Local craft stores may offer seminars or classes; area experts may teach
classes at community schools.
Make contact with suppliers of fabric and supplies for upholstering. They
will offer samples and consultation, and some may provide training for their
clients.
How to Get Started
Place flyers and ads at home supply stores, in community centers, at tag sales, in
used furniture stores, and on bulletin boards. Place ads in newspapers and shopping
guides.
Contact area interior decorators and used furniture stores and make them
aware of your services; offer them a bonus or commission for business they bring
your way.
Consider teaching a class at a community school for publicity and perhaps to
gain clients.
Up-front Expenses
You will need woodworking and heavy-duty sewing and fabric-working tools.
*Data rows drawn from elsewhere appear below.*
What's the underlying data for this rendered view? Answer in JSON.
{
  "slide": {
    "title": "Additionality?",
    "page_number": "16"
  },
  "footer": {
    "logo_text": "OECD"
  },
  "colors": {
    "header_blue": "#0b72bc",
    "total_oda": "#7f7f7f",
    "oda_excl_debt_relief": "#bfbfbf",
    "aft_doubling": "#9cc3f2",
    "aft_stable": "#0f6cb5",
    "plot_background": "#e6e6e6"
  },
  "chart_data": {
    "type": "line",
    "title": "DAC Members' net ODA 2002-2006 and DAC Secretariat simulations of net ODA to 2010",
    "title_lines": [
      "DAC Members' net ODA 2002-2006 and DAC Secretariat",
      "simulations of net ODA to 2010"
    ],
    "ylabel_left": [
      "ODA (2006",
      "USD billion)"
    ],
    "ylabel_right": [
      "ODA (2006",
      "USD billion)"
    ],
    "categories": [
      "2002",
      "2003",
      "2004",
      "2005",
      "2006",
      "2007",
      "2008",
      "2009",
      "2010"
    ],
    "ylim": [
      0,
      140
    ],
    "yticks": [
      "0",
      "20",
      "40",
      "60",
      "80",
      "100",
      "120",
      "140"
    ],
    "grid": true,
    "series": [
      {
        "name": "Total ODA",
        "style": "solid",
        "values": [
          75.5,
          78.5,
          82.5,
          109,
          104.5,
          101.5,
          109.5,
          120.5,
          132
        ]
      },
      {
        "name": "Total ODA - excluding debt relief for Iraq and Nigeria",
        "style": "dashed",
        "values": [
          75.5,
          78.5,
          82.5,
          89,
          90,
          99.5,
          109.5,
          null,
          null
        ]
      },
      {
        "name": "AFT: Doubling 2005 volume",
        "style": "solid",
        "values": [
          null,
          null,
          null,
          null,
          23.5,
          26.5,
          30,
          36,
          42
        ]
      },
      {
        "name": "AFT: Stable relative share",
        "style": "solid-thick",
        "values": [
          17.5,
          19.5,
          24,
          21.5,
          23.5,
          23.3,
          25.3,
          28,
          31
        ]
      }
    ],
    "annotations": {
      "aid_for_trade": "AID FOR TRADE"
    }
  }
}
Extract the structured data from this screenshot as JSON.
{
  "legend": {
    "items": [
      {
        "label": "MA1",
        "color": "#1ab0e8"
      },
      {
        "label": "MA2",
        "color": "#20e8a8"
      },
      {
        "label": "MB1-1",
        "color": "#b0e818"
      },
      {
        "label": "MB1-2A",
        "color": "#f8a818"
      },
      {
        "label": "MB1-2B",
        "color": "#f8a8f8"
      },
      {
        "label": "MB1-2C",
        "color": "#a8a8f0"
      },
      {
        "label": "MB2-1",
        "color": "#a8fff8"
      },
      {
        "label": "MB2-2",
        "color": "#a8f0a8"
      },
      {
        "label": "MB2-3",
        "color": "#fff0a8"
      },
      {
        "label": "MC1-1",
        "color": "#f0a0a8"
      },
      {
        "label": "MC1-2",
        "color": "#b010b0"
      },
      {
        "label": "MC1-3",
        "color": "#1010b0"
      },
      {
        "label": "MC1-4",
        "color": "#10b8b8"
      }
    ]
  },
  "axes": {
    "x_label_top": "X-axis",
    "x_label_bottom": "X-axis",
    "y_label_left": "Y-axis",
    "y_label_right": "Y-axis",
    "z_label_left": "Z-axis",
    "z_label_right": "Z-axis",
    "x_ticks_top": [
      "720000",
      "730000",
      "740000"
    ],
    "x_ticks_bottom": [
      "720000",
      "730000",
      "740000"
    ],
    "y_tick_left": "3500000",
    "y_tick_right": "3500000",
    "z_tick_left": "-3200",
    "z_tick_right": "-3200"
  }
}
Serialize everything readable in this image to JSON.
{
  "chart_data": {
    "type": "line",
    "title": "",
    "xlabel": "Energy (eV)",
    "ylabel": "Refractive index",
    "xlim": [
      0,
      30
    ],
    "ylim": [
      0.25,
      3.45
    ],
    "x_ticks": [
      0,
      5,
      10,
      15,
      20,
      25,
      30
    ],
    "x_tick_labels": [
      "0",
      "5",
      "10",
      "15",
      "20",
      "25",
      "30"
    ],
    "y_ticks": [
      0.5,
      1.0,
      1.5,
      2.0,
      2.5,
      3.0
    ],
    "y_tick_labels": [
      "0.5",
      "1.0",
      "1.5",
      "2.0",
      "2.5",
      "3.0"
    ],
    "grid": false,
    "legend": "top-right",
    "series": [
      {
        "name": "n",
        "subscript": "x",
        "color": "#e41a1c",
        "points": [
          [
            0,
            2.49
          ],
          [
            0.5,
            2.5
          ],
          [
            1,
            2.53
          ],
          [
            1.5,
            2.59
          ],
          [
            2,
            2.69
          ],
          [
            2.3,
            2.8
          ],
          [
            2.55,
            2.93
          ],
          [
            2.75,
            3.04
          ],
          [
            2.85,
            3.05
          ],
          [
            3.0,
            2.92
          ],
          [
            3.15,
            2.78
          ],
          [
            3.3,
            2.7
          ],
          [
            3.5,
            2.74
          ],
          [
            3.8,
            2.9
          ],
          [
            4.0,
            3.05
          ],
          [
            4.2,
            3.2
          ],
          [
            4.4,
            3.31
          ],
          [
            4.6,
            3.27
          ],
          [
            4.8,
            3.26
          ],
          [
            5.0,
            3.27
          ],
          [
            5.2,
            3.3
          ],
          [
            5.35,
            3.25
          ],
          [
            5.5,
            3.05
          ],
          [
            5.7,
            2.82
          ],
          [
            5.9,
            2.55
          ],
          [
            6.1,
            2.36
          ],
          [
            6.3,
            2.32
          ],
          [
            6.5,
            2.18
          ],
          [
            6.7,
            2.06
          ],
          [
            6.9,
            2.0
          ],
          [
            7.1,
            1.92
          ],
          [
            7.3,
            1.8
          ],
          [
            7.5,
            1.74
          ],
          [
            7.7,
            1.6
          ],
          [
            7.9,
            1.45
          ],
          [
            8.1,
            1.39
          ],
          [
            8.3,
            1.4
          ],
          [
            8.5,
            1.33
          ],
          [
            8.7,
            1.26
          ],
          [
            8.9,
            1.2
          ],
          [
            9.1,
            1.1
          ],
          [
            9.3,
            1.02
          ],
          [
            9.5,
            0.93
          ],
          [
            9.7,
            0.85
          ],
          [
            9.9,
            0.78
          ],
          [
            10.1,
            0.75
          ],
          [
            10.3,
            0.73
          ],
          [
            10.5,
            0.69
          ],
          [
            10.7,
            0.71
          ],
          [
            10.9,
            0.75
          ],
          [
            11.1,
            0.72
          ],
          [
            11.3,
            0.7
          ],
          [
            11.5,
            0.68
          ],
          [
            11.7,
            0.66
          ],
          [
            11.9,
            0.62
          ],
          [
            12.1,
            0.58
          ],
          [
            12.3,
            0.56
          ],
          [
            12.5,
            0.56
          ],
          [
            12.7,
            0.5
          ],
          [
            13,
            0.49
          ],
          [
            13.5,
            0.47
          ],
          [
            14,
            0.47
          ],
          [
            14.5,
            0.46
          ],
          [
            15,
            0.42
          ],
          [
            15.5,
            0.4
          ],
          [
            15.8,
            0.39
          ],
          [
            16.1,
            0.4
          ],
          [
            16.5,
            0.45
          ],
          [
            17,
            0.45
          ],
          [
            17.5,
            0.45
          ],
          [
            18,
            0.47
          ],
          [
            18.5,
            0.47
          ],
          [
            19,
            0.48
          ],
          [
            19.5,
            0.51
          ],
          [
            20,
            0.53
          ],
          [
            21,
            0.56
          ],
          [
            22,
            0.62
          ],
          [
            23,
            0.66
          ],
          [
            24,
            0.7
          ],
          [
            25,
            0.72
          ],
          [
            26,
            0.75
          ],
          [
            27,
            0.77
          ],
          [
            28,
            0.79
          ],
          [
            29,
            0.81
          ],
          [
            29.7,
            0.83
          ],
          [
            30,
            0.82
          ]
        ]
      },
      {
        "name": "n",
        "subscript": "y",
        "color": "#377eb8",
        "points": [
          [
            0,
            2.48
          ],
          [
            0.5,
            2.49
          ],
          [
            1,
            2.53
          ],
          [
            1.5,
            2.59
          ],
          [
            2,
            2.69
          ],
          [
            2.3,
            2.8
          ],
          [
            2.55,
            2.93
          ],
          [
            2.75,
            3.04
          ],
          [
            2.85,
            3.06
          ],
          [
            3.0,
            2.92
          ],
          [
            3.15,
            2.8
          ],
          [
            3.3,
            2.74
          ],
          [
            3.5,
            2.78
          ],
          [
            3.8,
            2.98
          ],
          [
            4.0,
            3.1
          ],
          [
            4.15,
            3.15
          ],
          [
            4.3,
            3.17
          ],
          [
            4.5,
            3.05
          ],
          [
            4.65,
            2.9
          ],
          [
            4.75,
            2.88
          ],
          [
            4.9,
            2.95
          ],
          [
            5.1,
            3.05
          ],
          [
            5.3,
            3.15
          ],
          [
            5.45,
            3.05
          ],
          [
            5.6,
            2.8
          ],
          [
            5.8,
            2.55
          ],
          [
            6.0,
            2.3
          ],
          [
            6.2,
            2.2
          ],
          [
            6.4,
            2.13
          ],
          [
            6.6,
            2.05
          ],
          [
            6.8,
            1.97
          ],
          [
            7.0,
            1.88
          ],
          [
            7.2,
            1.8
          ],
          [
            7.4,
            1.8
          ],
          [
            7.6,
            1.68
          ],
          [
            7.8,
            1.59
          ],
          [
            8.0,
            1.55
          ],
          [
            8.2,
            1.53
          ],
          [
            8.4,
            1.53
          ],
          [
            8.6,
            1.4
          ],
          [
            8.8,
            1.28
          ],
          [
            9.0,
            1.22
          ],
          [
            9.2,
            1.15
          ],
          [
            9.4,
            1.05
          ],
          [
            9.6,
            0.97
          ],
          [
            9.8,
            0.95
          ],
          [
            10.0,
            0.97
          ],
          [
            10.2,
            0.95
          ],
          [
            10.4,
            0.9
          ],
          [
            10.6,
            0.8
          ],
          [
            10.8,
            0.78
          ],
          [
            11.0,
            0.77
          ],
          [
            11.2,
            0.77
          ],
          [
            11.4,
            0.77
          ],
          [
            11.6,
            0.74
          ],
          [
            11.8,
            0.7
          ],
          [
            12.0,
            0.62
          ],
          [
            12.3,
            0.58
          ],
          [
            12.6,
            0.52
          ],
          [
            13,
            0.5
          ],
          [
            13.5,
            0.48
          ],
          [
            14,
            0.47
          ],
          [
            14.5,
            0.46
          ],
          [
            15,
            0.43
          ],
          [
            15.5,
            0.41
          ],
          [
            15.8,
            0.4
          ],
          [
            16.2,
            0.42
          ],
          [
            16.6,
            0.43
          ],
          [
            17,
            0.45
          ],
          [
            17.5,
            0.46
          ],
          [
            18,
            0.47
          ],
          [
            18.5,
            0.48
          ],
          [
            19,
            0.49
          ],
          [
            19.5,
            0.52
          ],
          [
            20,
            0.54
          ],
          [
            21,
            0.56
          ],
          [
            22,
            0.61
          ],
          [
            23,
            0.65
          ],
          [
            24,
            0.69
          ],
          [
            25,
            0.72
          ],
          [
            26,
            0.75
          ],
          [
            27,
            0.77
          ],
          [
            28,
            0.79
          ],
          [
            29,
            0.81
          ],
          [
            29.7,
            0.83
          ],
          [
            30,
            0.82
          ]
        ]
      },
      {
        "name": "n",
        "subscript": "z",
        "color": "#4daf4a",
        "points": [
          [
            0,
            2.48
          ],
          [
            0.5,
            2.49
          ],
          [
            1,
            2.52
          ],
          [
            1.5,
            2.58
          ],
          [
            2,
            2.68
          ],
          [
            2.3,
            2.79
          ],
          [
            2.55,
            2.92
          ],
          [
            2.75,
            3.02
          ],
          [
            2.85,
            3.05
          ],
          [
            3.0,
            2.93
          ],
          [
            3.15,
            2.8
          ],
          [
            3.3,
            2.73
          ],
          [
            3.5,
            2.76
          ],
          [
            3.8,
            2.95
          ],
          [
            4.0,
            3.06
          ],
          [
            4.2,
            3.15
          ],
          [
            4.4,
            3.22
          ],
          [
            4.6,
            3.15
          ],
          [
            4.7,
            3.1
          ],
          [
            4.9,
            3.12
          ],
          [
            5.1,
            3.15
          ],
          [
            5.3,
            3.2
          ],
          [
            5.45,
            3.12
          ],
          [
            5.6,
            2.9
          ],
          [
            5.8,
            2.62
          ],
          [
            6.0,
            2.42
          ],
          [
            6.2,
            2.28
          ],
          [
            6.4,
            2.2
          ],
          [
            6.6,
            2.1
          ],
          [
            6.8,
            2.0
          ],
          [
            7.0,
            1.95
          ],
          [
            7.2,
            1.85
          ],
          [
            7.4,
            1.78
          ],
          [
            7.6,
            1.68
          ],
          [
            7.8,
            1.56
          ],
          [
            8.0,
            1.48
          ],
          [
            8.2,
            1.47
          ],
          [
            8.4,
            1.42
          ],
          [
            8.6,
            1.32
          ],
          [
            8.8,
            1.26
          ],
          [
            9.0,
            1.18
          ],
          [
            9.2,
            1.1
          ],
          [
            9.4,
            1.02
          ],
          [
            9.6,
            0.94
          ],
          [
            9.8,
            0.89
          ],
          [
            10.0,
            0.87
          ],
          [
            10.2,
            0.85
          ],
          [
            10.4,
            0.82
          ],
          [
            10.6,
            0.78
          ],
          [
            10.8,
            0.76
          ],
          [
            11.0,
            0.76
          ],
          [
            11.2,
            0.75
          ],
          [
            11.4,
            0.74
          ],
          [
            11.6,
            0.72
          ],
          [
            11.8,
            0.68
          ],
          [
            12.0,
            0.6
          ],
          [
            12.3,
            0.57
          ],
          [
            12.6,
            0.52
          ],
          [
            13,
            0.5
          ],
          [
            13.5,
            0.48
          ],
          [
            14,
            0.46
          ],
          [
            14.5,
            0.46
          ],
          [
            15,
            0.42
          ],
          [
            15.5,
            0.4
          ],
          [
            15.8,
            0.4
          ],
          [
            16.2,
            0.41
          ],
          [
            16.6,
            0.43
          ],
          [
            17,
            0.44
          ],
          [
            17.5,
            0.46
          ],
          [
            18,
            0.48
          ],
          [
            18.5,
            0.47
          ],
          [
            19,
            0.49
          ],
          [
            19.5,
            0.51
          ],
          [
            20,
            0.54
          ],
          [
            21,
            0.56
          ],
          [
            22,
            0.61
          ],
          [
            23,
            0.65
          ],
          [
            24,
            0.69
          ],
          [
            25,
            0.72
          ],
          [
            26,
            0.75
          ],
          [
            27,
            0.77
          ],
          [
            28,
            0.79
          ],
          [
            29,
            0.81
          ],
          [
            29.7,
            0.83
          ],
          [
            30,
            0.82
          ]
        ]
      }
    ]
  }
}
Some of the specialty tools you will need as an upholsterer include tack hammer,
shears, webbing stretcher, ripping chisel, staple lifter, upholstery needle card,
and upholstery pins. To make slipcovers, and for some upholstery projects, you
will need a heavy-duty sewing machine. Some jobs may require a serging
machine to bind the ends of fabrics.
You may be able to farm out some specialty sewing jobs to others as part of
the overall project. You can choose to purchase a truck for pickup and delivery of
furniture, or you can contract with a local shipping or moving company for such
service.
Other expenses include advertising and promotion.
How Much to Charge
Give the client a bottom-line price that includes the purchase of fabric, stuffing,
notions, and other expenses as well as compensation for your time; be sure to
carefully consider the amount of time involved in a job.
Another pricing scheme is a cost-plus contract, whereby the client pays retail
prices for all material and you add a charge for your labor.
You can also add charges for pickup and delivery of the furniture, if necessary.
Legal and Insurance Issues
Special notes: In dealing with your client’s property, seek to limit your liability
for damage or loss to the actual replacement value of items in your possession.
You should protect yourself against claims for sentimental value or loss of use.